Matrix Lie groups provide a language for describing motion in such fields as robotics, computer vision, and graphics. When using these tools, we are often faced with turning infinite-series expressions into more compact finite series (e.g., the Euler-Rodrigues formula), which can sometimes be onerous. In this paper, we identify some useful integral forms in matrix Lie group expressions that offer a more streamlined pathway for computing compact analytic results. Moreover, we present some recursive structures in these integral forms that show many of these expressions are interrelated.
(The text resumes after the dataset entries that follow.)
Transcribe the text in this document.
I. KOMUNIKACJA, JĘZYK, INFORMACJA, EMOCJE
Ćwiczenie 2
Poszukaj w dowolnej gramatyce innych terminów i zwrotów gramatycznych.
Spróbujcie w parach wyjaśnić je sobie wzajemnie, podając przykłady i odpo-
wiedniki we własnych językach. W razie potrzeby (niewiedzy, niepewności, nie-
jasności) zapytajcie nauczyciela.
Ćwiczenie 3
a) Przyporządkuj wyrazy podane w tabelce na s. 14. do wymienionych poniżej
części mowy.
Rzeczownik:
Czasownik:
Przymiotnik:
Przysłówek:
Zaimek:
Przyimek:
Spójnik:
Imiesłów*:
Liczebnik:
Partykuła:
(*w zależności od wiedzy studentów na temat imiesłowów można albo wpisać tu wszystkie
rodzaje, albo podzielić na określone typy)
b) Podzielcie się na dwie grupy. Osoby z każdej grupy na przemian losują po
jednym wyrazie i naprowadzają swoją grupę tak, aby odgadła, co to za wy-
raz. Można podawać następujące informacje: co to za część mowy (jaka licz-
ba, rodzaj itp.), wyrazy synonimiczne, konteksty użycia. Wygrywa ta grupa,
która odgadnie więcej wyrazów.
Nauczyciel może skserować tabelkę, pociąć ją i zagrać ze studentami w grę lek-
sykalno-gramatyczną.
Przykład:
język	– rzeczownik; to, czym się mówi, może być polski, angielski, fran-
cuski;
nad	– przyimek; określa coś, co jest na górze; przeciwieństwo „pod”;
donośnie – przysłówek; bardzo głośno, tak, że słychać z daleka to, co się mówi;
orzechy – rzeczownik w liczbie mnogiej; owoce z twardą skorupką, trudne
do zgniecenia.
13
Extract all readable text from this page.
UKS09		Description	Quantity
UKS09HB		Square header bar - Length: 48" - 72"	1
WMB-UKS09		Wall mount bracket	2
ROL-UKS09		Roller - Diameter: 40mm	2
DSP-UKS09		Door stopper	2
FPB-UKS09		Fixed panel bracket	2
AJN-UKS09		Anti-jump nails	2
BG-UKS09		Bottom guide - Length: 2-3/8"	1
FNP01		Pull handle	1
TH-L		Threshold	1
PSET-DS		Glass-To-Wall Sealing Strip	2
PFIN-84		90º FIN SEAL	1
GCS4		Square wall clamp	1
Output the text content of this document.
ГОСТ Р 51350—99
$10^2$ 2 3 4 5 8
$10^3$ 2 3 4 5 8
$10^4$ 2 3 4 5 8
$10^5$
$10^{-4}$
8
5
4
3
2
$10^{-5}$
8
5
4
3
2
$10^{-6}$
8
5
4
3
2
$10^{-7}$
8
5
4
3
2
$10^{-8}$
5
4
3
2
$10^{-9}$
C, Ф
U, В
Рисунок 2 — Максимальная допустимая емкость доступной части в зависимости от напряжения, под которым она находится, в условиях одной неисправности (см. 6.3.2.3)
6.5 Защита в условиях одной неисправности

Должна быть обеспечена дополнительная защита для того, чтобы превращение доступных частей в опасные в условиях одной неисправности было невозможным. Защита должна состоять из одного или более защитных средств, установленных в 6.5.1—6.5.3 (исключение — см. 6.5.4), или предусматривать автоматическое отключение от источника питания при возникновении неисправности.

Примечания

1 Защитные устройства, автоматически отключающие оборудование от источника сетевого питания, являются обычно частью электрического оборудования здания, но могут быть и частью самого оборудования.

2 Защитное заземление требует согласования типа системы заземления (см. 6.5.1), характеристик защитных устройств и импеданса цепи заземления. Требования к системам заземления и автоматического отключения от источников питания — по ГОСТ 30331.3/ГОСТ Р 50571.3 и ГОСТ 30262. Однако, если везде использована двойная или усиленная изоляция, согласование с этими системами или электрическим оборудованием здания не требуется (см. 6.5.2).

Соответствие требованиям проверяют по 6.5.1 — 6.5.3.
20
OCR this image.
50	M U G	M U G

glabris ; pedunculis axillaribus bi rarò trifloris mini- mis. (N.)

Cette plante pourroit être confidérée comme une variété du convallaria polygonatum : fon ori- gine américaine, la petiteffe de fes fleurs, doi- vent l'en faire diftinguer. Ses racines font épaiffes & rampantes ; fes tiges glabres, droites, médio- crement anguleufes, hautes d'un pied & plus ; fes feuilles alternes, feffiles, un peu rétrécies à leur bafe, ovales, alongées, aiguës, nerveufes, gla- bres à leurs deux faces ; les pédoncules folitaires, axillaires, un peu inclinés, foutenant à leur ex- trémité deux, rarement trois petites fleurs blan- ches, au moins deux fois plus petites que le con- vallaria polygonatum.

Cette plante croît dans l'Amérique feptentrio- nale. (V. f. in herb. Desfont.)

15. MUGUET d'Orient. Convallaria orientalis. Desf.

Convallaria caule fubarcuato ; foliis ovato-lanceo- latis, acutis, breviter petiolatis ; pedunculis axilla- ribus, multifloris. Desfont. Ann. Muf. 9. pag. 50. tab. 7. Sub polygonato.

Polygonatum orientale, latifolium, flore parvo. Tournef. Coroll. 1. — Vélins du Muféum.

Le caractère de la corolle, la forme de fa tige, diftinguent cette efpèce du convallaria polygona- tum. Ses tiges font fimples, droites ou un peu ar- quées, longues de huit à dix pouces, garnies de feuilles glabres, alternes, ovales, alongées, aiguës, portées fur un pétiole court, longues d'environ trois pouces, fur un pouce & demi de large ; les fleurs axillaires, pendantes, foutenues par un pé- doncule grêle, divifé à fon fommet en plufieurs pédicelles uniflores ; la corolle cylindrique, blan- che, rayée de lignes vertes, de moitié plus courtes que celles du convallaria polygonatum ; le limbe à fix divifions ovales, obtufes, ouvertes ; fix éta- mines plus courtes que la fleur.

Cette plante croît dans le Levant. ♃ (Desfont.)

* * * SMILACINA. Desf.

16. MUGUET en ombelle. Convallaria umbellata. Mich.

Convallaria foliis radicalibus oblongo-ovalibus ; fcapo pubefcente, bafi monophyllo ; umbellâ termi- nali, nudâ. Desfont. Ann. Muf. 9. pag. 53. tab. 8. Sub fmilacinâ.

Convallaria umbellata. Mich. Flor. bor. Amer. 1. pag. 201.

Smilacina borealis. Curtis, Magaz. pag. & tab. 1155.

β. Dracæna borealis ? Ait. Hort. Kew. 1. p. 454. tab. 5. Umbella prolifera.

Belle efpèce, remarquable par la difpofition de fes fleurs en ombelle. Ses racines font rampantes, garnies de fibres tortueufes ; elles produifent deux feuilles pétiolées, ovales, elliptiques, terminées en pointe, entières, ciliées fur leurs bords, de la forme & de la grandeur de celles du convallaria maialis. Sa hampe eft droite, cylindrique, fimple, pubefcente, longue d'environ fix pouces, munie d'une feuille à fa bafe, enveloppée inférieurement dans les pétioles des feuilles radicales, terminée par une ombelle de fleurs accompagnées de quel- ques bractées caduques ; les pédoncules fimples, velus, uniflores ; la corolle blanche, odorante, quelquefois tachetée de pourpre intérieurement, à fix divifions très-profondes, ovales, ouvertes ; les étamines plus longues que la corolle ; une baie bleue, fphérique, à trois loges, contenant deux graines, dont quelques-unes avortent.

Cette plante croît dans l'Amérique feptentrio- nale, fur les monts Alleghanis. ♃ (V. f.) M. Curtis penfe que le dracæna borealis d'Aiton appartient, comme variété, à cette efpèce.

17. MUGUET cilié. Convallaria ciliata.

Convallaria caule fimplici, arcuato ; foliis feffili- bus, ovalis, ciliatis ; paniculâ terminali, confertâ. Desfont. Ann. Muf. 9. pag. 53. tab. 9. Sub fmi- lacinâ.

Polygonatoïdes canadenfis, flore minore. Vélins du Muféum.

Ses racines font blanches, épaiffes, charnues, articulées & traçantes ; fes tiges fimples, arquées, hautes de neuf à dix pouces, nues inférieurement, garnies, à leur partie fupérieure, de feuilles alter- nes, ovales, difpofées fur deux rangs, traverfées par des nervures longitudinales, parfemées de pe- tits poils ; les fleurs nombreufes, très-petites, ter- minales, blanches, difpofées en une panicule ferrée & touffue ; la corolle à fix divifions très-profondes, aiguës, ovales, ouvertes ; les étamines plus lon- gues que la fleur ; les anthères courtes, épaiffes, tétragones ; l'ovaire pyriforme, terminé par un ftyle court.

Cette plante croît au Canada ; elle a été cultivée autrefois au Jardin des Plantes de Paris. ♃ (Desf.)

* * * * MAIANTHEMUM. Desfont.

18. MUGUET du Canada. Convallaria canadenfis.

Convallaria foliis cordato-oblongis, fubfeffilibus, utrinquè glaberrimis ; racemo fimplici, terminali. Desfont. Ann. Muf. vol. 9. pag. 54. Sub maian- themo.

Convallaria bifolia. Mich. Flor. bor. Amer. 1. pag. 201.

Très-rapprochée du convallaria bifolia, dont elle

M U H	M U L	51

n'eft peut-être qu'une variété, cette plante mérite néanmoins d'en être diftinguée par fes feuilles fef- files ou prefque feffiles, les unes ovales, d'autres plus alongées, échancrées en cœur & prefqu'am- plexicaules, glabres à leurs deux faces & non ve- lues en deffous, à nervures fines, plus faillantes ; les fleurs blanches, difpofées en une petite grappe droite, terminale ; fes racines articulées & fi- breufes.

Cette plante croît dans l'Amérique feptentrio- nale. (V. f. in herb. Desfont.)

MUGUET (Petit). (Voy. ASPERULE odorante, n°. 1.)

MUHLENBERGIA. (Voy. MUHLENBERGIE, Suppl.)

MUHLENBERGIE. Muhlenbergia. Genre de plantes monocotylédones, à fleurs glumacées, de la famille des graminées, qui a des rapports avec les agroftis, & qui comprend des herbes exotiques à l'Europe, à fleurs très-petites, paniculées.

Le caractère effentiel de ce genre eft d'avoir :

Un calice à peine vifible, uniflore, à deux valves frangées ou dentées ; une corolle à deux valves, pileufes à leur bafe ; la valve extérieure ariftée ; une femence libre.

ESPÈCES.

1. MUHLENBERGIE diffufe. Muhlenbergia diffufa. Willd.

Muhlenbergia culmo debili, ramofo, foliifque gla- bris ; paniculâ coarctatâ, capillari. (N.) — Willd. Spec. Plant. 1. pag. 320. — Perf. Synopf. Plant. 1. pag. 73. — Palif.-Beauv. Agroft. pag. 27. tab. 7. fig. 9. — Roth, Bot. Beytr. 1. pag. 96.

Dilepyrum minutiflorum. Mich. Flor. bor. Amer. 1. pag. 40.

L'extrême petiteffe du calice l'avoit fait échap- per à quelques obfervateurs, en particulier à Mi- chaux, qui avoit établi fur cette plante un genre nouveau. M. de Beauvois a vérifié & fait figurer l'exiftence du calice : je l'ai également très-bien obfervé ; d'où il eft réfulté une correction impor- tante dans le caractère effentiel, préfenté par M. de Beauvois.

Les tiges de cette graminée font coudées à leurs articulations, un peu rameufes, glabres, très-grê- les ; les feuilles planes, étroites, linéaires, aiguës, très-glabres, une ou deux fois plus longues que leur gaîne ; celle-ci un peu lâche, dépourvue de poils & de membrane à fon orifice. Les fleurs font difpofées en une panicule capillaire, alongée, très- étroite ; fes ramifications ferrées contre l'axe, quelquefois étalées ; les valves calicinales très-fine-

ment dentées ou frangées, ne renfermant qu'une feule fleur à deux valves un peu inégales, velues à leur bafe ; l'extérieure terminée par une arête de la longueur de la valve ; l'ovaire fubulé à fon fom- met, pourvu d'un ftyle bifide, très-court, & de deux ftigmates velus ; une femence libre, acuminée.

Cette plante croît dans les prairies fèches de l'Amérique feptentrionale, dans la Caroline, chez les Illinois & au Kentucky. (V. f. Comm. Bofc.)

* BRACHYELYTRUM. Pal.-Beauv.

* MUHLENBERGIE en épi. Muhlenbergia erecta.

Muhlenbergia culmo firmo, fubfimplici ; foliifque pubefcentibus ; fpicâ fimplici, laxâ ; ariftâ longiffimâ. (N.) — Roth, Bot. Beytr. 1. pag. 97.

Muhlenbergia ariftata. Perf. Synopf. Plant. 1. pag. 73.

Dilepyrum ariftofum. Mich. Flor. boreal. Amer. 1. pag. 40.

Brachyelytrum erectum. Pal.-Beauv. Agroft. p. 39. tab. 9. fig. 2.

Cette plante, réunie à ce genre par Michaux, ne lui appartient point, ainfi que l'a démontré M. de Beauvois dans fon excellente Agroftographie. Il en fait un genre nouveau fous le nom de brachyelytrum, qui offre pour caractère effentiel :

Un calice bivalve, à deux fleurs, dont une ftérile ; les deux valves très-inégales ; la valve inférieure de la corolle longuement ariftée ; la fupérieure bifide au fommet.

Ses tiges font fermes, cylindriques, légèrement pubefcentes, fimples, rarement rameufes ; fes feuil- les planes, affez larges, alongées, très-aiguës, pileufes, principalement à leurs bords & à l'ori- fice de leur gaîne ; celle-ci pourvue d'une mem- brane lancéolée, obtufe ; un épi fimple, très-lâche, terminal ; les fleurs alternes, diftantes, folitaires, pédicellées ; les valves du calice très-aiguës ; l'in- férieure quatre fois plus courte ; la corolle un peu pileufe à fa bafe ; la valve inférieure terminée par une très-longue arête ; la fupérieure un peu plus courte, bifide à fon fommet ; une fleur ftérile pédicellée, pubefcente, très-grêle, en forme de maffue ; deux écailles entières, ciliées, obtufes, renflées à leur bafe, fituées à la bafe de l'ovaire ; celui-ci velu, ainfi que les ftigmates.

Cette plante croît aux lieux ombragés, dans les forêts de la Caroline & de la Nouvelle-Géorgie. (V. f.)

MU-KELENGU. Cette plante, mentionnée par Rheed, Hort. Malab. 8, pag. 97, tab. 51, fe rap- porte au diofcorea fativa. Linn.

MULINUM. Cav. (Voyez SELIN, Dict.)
Key to our approach is that we are able to apply the minimal polynomial for a Lie algebra quite early in the process to keep expressions compact throughout the derivations. With the series approach, the minimal polynomial is usually applied at the end, making it hard to recognize common analytic expressions in the result. We show that our integral method can reproduce several series-derived results from the literature.

翻译：矩阵李群为机器人学、计算机视觉和图形学等领域中的运动描述提供了一种语言。在使用这些工具时，我们常常面临将无穷级数表达式转化为更紧凑的有限级数（例如欧拉-罗德里格斯公式）的问题，这一过程有时颇为繁琐。本文识别了矩阵李群表达式中一些有用的积分形式，为计算紧凑的解析结果提供了一条更为简化的途径。此外，我们展示了这些积分形式中的一些递归结构，表明许多此类表达式是相互关联的。我们方法的关键在于，能够在推导过程的早期应用李代数的最小多项式，从而在整个推导过程中保持表达式的紧凑性。在级数方法中，最小多项式通常在最后才被应用，这使得结果中难以识别出共同的解析表达式。我们证明了我们的积分方法能够复现文献中多个由级数推导出的结果。